Live Loads vs. Dead Loads: Determining Building Design Loads for Structural Claims

Live load. Dead load. Governing code? What’s the difference between these structural design terms in regards to building design loads and how can they differ from structure to structure?

Insurance claim adjusters rejoice!

Here’s the scoop on all of the above terms and what you need to know before investigating your next structural design claim.

Dead loads: refer to loads that typically don’t change over time, such as the weights of materials and components of the structure itself (the framing, the flooring material, roofing material, etc.), and the weights of fixed service equipment (plumbing, HVAC, etc.).

Live loads: refer to loads that do, or can, change over time, such as people walking around a building (occupancy) or movable objects such as a flower pot on a deck.   In addition to live loads, what is known as environmental loads are loads that are created naturally by the environment and include wind, snow, seismic, and lateral soil pressures.

Snow Load

Snow Load image courtesy of Wikipedia.








What about building codes?

In terms of structural issues, building codes refer to a set of International Codes developed by the International Code Council (ICC) which umbrellas the following code sets: the International Building Code (IBC), the International Residential Code For One- and Two-Family Dwellings (IRC), the International Plumbing Code (IPC), and the International Mechanical Code (IMC).

As far as structural claims go, make it a habit to first check with the local building department where the building in question is located in order to determine which code set is enforced.

It is equally important to check with the building department, as they may also issue specific requirements pertaining to the environmental loads.

Governing code: encompasses the building code that each building department enforces, as well as any specific requirements enforced in a given municipality (such as environmental loads). Most often, governing codes include amendments to the building code.

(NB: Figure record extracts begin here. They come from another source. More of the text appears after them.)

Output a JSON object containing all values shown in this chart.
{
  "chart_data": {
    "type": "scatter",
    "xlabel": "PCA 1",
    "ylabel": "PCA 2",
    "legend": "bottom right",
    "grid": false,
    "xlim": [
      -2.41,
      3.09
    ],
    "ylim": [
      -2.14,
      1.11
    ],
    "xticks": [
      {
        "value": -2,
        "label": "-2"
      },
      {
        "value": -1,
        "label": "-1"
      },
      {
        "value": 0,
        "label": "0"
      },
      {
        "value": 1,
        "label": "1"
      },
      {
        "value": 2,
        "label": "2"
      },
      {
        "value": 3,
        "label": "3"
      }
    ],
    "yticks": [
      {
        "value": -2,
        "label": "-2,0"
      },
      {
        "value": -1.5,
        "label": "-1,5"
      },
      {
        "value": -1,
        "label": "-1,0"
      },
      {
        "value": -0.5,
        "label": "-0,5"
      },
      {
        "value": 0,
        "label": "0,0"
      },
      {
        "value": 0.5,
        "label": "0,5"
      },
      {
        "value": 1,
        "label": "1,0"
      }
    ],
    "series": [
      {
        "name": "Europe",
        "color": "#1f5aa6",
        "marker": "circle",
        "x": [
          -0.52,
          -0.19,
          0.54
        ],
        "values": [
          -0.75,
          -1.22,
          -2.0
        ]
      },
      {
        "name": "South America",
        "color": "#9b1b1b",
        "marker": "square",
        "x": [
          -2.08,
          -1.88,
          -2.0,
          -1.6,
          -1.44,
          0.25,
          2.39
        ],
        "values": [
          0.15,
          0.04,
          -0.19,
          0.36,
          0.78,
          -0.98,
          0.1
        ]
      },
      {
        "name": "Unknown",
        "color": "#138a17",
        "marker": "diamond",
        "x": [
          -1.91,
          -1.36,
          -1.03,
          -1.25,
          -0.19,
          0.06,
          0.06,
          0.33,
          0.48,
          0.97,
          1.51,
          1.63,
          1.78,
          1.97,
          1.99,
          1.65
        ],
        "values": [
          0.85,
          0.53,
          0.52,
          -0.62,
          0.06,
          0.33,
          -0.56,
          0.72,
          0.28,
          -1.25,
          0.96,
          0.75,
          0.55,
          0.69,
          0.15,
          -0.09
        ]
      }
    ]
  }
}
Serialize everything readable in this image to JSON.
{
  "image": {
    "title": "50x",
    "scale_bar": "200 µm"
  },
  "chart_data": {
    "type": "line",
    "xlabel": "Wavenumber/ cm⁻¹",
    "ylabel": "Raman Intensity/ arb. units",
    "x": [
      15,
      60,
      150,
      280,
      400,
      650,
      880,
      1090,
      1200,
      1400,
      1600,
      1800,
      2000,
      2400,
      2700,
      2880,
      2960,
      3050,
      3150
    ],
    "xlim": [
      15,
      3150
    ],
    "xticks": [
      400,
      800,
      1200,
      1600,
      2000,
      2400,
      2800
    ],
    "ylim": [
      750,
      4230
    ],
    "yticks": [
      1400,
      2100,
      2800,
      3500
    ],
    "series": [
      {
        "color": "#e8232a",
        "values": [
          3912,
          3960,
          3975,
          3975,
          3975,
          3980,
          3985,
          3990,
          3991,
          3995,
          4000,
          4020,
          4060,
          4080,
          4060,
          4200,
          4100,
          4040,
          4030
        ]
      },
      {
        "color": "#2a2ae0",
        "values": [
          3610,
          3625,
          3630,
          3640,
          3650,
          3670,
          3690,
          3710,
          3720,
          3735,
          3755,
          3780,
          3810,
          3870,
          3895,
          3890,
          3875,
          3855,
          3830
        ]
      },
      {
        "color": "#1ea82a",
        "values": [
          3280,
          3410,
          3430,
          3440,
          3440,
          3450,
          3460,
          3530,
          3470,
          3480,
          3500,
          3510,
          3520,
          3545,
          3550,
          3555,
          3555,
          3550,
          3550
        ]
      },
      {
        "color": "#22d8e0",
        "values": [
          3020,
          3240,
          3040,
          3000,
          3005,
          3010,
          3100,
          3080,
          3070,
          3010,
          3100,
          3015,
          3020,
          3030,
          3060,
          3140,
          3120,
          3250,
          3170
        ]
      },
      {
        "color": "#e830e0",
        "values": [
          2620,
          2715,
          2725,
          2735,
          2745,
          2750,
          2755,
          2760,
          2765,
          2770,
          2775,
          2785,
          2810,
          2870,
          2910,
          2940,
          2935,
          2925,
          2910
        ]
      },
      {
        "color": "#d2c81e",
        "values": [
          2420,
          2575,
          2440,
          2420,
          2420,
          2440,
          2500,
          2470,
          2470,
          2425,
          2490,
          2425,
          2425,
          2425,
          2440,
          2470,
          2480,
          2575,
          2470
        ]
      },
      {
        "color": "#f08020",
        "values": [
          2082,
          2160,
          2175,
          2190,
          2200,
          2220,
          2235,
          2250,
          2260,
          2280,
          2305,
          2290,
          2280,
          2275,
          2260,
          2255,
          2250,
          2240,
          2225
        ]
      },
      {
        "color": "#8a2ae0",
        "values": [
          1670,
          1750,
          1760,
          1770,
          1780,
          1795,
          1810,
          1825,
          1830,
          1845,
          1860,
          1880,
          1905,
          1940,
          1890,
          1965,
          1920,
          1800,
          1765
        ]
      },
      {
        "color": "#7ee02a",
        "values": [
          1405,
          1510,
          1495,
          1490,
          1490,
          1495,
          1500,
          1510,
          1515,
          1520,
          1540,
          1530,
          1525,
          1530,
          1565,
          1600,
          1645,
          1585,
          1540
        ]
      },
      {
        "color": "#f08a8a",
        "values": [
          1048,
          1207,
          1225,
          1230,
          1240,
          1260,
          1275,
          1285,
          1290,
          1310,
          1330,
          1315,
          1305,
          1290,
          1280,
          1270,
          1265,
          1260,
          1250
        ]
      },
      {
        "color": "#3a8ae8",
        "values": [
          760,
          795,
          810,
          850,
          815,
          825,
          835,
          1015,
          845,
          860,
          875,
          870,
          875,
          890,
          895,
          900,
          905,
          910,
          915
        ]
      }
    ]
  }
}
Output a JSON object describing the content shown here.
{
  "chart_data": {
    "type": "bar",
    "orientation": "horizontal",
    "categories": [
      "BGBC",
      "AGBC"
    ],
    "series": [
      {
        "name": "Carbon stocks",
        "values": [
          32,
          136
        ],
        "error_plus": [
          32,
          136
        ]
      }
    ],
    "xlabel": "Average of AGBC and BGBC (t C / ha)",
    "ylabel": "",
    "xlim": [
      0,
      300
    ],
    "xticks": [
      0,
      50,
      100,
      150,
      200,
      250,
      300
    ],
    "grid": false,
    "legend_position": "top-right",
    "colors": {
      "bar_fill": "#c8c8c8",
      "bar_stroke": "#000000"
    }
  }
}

In addition to determining which building code set is applicable to your specific claim, the following building design factors also need close consideration:

  1. The risk, or occupancy category: refers to the type of habitation the structure is being used for to determine the risk to human life if the structure were to fail in some way.   For example, a structure that is used to store hay compared to a structure that is used as an elementary school would be in significantly different risk categories, as an elementary school constains more elements of safety for human life.
  2. Dead load factor: which takes into consideration the types of materials used to build the structure and the associated material weights.  While most single family homes are made out of wood framing materials, commercial structures can vary from wood, to metal, to concrete.
  3. The design of live loads: what is the purpose and use of the structure? What are the live load requirements for the structure? For example, a single family home, a restaurant, and a stadium would all have different live load requirements. Moreover, the IBC lists live load requirements for differing rooms within a structure.  For example, a library has a higher requirement for live load in a room where books are stacked versus a room that’s designated just for reading, because rows and rows of books weigh a lot more than a few people each reading one book while sitting on some chairs.